Careless memories float from distant years with flavours good,
a blitz of shadowed fragments and floating driftwood.

Audrey sews and seams torn jeans tight to the crotch,
her straying fingers brush slim fit denim against my cock,

pricking her needle into my thighs.  Denise fusses my eyes
with liner and mascara, breathing her kisses and sighs

blushing cheeks with rouge and rainbow. Now sashed aslant,
Mary slashes white across my visage like some kind of adamant.

Standing back, they all three now groom my hair and admire,
wild black spiked peaks and fop-troughs of hay and wire.

The treasure map now etched across my face,
set sail for Planet Earth and let’s get out of this place.

Up two steep flights to our cut-price Camden Palace,
heads turning under gay synthetic twinkling aurora borealis,

where love, dancing and youth is forever on our side
and grey forgotten futures tread in the autumn leaves outside.





Friday 6 October 2017

Boxing Day Memories

26 October 1973

Dear Aunty Maud,

I am writing to say thank you for my Christmas Present.

I am very pleased with my ‘Big Man’ bit of soap on a string. I must say I was very surprised when I opened it. It must have taken you hours to buy it from Woolworths.

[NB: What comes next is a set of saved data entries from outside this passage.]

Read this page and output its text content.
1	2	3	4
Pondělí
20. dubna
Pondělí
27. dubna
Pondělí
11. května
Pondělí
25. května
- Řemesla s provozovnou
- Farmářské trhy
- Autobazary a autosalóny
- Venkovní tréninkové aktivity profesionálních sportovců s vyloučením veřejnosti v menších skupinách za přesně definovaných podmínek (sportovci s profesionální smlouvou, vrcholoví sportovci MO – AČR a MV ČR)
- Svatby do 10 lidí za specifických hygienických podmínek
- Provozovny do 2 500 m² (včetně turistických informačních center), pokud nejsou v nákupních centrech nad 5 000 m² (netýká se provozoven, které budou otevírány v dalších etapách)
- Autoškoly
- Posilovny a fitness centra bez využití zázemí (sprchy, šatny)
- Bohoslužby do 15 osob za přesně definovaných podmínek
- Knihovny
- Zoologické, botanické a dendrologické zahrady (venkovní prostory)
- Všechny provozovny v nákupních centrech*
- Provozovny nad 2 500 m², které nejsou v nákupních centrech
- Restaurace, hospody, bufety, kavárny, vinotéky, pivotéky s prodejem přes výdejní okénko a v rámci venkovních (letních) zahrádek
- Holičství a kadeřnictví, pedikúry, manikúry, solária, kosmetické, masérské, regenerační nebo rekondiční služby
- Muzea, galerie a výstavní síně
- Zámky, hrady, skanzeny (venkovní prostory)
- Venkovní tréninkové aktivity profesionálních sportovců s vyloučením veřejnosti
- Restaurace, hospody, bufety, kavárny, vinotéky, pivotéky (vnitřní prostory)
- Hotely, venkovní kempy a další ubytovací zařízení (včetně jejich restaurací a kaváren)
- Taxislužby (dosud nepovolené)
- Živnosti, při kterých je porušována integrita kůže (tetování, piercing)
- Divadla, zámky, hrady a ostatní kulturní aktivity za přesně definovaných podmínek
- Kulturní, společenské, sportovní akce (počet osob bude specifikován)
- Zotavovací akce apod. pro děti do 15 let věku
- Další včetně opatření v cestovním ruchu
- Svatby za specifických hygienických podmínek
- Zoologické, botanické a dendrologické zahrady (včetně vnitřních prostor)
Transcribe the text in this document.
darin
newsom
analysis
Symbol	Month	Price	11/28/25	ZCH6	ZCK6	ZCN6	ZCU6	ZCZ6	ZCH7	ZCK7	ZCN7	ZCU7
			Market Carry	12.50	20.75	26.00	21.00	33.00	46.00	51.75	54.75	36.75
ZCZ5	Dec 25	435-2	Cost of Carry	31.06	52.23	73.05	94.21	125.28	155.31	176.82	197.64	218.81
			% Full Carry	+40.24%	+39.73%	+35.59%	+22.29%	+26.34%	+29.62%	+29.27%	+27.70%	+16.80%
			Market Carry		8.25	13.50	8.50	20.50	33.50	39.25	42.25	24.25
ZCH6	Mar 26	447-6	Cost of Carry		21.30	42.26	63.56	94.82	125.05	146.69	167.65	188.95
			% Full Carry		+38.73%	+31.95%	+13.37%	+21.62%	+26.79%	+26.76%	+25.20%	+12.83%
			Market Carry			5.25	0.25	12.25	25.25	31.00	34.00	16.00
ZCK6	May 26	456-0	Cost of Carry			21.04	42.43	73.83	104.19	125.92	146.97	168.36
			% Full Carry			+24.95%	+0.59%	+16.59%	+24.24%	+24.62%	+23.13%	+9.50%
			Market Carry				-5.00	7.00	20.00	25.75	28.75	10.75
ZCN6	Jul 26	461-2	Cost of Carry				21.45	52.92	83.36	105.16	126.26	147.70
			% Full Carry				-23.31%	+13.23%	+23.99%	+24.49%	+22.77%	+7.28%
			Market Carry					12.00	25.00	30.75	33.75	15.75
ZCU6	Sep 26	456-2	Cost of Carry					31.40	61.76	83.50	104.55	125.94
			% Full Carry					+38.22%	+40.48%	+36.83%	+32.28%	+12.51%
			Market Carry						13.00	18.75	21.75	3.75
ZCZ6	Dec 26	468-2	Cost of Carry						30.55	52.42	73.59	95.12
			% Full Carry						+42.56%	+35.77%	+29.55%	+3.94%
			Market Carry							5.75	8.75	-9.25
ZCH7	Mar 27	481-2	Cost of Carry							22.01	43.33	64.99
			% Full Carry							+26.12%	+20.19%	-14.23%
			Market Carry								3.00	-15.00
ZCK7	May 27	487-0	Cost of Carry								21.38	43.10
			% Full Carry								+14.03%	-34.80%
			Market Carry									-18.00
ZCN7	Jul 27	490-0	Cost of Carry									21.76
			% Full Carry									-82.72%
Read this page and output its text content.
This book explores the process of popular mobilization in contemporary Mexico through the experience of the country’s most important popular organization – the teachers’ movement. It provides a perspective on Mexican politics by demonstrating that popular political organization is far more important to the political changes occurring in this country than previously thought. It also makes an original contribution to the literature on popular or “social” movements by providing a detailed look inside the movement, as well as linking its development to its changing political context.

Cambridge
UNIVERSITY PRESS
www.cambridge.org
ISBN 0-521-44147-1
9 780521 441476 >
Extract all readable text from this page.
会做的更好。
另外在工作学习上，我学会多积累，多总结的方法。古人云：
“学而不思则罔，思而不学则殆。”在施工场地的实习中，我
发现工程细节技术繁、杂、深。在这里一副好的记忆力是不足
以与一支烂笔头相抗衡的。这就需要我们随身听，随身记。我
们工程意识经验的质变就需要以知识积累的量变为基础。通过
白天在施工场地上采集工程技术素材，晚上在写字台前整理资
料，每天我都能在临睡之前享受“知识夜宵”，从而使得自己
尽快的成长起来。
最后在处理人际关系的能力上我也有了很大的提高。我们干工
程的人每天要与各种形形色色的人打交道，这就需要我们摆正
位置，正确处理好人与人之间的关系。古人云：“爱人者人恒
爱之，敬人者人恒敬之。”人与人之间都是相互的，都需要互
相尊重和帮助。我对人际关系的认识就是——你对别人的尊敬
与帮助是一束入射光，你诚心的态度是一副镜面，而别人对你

If I ever grow up to be a man, I will always remember you with fondness. I really enjoyed writing this letter to you. And redrafting it three times, under threat of a beating, because I forgot how to spell Woolworths.

Did you know that Woolworths has a reasonably decent pick n mix section? I'm told that you can get a quarter of toffee pennies for the same price as the soap on a rope! Who knew?

Anyway, see you this time next year, bless you.